In the recent decision of Co-operators Life Insurance Co. v. Gibbens, the Supreme Court of Canada considered the definition of “accident” in the context of a group insurance policy, which provided coverage for losses sustained through accidental means. The court held that an unexpected bodily injury which is caused by a disease that is transmitted in the ordinary course through natural processes, cannot be accidental.


The insured, Gibbens, had unprotected sex with three women and contracted genital herpes. Gibbens subsequently suffered from a rare but known complication of herpes, transverse myelitis (inflammation of the spinal cord), which resulted in total paralysis from mid-abdomen down.

Gibbens applied for accidental disease/dismemberment benefits under his group insurance policy, which provided coverage for losses “resulting directly and independently of all other causes from bodily injuries occasioned solely through external, violent and accidental means”. Gibbens claimed that while he was aware of the risk of contracting a sexually transmitted disease when having unprotected sex, he did not expect to suffer from transverse myelitis and become paralyzed. Accordingly, Gibbens argued that his condition should be deemed to have arisen through accidental means within the meaning of the policy. The insurer denied Gibbens’ application for benefits.

Trial Decision - Paralysis unexpected result of unprotected sexual intercourse and therefore accidental

Gibbens sued the insurer for coverage under the group insurance policy on the basis that the paraplegia qualified as a “bodily injury” which occurred through “accidental means” within the meaning of the policy. The insurer argued that the paraplegia was caused by disease, and therefore not accidental. The trial judge relied on the decision in Martin v. American International Assurance Life Co., and held that in order to determine whether the injury resulted from an “accident”, what must be considered is whether the consequences were unexpected (the “expectation test”). Accordingly, the question the court asked was “whether Mr. Gibbens expected to become a paraplegic as a result of having unprotected sexual intercourse”. The court stated “disease which does not result from a natural cause may be accidental”. Gibbens was awarded $200,000 plus interest and costs on the basis that paraplegia was unexpected and therefore accidental.

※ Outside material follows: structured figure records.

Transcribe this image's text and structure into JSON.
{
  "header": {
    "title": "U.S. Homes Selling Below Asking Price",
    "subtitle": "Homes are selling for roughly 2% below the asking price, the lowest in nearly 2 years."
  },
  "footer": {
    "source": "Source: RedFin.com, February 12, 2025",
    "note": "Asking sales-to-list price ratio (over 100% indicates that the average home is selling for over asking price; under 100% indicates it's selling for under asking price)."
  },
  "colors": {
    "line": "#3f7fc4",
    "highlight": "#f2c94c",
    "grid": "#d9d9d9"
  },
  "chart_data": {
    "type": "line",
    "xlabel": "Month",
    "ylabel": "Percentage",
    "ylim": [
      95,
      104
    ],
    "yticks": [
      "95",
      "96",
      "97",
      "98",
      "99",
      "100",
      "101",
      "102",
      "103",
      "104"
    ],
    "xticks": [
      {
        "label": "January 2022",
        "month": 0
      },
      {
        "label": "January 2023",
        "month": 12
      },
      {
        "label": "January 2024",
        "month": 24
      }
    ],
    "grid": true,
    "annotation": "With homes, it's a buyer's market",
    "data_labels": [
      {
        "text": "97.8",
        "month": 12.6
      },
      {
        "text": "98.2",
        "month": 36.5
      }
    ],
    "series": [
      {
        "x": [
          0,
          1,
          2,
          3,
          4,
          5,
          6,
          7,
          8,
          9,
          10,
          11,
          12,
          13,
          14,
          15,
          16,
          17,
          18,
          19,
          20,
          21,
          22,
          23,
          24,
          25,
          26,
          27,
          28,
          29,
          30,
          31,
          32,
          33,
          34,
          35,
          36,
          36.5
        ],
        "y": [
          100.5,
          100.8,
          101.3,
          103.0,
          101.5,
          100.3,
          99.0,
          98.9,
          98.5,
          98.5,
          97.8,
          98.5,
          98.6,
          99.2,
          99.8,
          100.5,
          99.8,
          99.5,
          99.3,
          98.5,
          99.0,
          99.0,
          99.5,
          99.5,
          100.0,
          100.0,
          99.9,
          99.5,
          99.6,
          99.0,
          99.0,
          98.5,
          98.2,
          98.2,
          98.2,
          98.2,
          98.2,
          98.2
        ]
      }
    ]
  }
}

Decision Upheld On Appeal - Paralysis unexpected and the result of an unlooked for mishap and therefore accidental

The insurer appealed the trial judge’s decision. On appeal, the court rejected the trial judge’s finding that one can determine if an event is accidental based solely on whether the event is unexpected. The court held that consideration must also be given to the ordinary meaning of the term “accident”, which has been defined as an “unlooked for mishap or untoward event which is not expected or designed”. The court agreed that the transverse myelitis, which led to the paralysis, “arose from an external factor or “unlooked for mishap” - the introduction of the HSV-2 virus into his body by a sexual partner. Therefore the paraplegia was held to have been caused by accidental means within the meaning of the policy.

Decision Overturned By Supreme Court of Canada - Paralysis unexpected but the result of a disease in the ordinary course of events and therefore Not accidental

The insurer sought and obtained leave to appeal. The Supreme Court of Canada agreed with the Court of Appeal and held that the determination of whether a bodily injury results from an accident cannot be established solely based on the expectation test. The court agreed that the word accident should be interpreted in “ordinary language” as the average person would understand it. Accordingly, in order for an injury to be caused through accidental means, there must be an unlooked for mishap, which caused the unexpected injury.

In this regard, the court stated that if the sole test were the expectation test, then “every bad happening, natural or unnatural, whether caused by disease in the ordinary course of events or otherwise, would be classified as an accident”. To illustrate this point, the court provided the example of an insured sitting on a couch in front of her television set when suddenly she suffers from a stroke and dies. While the stroke and resulting death was totally unexpected, there is no accident involved in the ordinary sense of the word.

The court also acknowledged that while the word accident would not typically include a disease arising from natural causes, it may include a disease which does not arise in the normal course of events. Accordingly, the court stated that Gibbens’ claim is not barred simply because his paraplegia was caused by a disease. The court held that the onus is on the insured to establish that his paralysis was caused by an “unlooked for mishap”.

The court examined the chain of events which led to Gibbens’ paralysis, namely sexual intercourse, which resulted in the transmission of genital herpes that led to transverse myelitis. While the transmission of genital herpes involved the participation of an outside sexual partner, the normal method of transmitting genital herpes is through sexual intercourse. The court acknowledged that while transverse myelitis is an unexpected consequence of genital herpes, it does “occur (though rarely) as a normal incident or consequence of that disease”.

Based on the foregoing, the court concluded that the acquisition of genital herpes by Gibbens, which ultimately led to the transverse myelitis and paraplegia, was not an “accident” since the herpes was acquired in the “ordinary way” absent any mishap or trauma. Accordingly, the court held that the “so-called accident was simply the inception of the disease in the ordinary course of events”. On the basis of this finding, the court allowed the appeal and dismissed Gibbens’ claim against the insurer.